Ce qu’un rapport clair doit apporter
Le résultat doit permettre de comprendre si la situation paraît compatible avec un usage courant du jardin ou si des précautions sont à discuter.
Un bon rapport ne se contente pas d’une liste de molécules : il contextualise les résultats, explique les limites et distingue ce qui est mesuré de ce qui reste hypothétique.


Que faire si le contexte justifie des précautions ?
Selon les résultats, les réponses peuvent rester simples : changer l’eau d’arrosage, limiter certaines cultures, privilégier des bacs avec terre contrôlée, ou compléter l’analyse par l’eau ou les légumes.
L’objectif n’est pas de transformer chaque jardin en zone à risque, mais de prendre des décisions proportionnées.

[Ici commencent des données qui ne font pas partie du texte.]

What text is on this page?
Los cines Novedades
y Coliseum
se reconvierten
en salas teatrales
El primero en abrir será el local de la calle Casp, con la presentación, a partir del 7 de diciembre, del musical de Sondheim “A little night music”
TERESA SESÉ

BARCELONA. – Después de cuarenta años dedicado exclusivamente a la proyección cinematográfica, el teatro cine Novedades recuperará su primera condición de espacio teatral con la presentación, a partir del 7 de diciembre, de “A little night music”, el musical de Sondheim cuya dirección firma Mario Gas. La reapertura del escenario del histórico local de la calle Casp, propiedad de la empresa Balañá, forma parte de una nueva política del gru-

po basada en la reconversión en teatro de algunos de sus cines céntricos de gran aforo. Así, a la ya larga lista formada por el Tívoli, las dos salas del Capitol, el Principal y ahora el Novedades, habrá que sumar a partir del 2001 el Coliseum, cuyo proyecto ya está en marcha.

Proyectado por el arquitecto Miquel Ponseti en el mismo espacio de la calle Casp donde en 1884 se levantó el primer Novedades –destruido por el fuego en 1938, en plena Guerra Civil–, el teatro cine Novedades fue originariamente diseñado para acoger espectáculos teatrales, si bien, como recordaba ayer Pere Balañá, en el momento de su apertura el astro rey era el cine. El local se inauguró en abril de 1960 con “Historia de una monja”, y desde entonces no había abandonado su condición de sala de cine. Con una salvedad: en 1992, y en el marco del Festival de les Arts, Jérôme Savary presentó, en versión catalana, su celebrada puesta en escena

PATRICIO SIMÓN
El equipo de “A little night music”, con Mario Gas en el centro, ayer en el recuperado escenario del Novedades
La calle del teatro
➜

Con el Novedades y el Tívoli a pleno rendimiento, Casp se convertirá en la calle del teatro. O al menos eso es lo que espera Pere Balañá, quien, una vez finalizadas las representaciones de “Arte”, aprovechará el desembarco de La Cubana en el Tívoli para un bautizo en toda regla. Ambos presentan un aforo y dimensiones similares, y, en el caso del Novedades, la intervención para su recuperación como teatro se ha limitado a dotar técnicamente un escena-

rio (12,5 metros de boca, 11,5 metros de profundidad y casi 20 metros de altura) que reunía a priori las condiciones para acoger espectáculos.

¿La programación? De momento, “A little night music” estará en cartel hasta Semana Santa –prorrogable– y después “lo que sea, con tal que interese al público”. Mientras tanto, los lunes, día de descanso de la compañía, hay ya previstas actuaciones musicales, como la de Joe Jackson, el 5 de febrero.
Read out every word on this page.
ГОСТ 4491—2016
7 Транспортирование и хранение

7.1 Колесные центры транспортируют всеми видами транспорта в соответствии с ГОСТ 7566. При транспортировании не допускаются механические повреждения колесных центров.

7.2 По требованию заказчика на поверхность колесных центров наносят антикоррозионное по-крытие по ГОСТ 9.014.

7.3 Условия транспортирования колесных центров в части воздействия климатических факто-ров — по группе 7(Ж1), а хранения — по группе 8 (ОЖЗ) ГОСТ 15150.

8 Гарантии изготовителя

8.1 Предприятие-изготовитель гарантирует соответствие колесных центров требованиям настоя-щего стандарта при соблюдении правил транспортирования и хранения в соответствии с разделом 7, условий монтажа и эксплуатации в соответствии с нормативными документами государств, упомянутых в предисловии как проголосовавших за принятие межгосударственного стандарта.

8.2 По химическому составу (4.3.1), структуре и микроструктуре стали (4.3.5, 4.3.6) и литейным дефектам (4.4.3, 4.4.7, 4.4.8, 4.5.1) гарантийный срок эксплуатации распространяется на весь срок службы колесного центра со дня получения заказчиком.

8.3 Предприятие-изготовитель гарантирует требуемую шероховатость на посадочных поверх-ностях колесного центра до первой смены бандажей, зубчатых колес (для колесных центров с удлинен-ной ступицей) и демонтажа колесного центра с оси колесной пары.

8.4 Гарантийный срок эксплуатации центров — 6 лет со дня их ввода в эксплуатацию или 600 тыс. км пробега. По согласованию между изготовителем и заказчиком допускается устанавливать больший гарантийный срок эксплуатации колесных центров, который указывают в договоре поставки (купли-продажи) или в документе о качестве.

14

Comprendre son sol pour jardiner plus sereinement
Dans beaucoup de jardins, l’analyse permettra surtout de lever un doute. Dans d’autres cas, elle aidera à adapter les pratiques sans abandonner le potager.
Mesurer permet d’éviter deux erreurs opposées : ignorer une situation réellement concernée ou s’inquiéter inutilement pour un terrain qui ne présente pas d’anomalie significative.